One wants to use magnetic levitation technology instead of traditional light rail.
Monday was the deadline for firms to submit proposals to the city to build a system that would connect with Norfolk's Tide. The two new proposals follow an unsolicited plan that a group led by Philip Shucet, the former Hampton Roads Transit president and CEO, brought to the city in April. City officials then asked for other proposals.
At the same time, Hampton Roads Transit is researching a public sector light-rail project. A study on that option is expected next year.
One of Monday's new proposals came from American Maglev Technology, based in Georgia.
The other came from Parsons Construction Group, a unit of Parsons, an engineering, construction and management services firm based in California. The company has built light-rail systems in cities including Houston, Salt Lake City, Dallas, Los Angeles and Denver, said Richard White, a rail program analyst for the company.
American Maglev Technology is proposing to build an elevated concrete structure akin to the Disney World Monorail that would use magnetic levitation and electricity to propel vehicles up to 60 mph, said Tony Morris, the president and CEO of the company. He estimated he could build a line to the Oceanfront for about $344 million.
Morris was involved in developing a maglev track at Old Dominion University that never worked as promised.
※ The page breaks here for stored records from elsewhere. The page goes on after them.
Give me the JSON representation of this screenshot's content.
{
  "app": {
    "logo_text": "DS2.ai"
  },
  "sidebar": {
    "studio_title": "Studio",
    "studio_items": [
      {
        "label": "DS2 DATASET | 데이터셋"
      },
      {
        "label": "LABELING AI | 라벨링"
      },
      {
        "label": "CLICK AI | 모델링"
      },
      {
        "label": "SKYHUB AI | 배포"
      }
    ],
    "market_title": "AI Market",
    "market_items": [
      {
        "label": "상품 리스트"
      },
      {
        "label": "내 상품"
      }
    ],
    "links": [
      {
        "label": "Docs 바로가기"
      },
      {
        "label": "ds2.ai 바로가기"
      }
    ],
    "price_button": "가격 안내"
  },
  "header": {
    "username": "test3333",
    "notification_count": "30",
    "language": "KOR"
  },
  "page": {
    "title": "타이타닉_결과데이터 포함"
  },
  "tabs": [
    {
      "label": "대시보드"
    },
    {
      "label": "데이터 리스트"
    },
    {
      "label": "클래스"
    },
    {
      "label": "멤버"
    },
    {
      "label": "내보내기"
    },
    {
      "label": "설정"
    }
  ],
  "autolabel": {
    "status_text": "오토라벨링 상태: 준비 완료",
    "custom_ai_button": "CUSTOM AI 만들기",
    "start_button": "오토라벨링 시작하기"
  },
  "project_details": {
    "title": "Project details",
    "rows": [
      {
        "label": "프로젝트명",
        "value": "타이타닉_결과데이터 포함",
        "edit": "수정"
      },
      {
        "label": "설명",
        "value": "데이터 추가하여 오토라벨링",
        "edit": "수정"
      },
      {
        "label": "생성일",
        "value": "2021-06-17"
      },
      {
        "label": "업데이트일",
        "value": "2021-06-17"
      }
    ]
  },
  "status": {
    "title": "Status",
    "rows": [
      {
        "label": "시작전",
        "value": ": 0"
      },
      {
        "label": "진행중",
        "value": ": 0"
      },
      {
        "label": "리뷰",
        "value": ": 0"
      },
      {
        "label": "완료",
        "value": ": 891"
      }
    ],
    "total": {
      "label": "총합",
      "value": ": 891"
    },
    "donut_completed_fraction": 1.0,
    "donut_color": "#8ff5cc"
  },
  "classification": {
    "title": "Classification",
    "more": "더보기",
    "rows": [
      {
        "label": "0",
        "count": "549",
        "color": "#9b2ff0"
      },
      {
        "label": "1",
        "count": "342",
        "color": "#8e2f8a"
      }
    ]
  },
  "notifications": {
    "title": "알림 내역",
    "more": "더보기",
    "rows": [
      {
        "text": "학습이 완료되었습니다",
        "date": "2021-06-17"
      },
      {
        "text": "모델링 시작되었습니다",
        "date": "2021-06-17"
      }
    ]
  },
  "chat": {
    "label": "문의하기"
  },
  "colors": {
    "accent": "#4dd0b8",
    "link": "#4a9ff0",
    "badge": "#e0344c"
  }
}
He said the ODU system suffered technical problems that he has since worked out, and that he has an operational test track in Powder Springs, Ga.
Passengers would have to leave The Tide and transfer to a maglev vehicle at Newtown Road to continue the trip through Virginia Beach, Morris said.
"That's certainly an engineering issue," said Virginia Beach Deputy City Manager Dave Hansen, who will help review the proposals. "We're open-minded."
Parsons' White said he couldn't comment on the route, length or cost of his company's proposal.
Last month, HRT officials said it would cost just over $1 billion to build a 12.2-mile line on a city-owned right of way across Virginia Beach to the Oceanfront. HRT is studying an alternative route along Laskin Road through the Hilltop shopping area. HRT is expected to announce the projected cost of the 13.5-mile Hilltop route in November.
Shucet's group has proposed building a 5.2-mile line from Newtown to Rosemont Road for $235 million.
HRT officials have said that price doesn't include significant money for contingencies and doesn't take into account money the city has spent acquiring the right of way, other land purchases and the cost of the ongoing $6.6 million study.
City staffers will give the City Council more information about the train proposals at a Nov. 12 meeting. Officials will then spend several months evaluating potential plans, and a recommendation will be made to the City Council in the spring, Hansen said.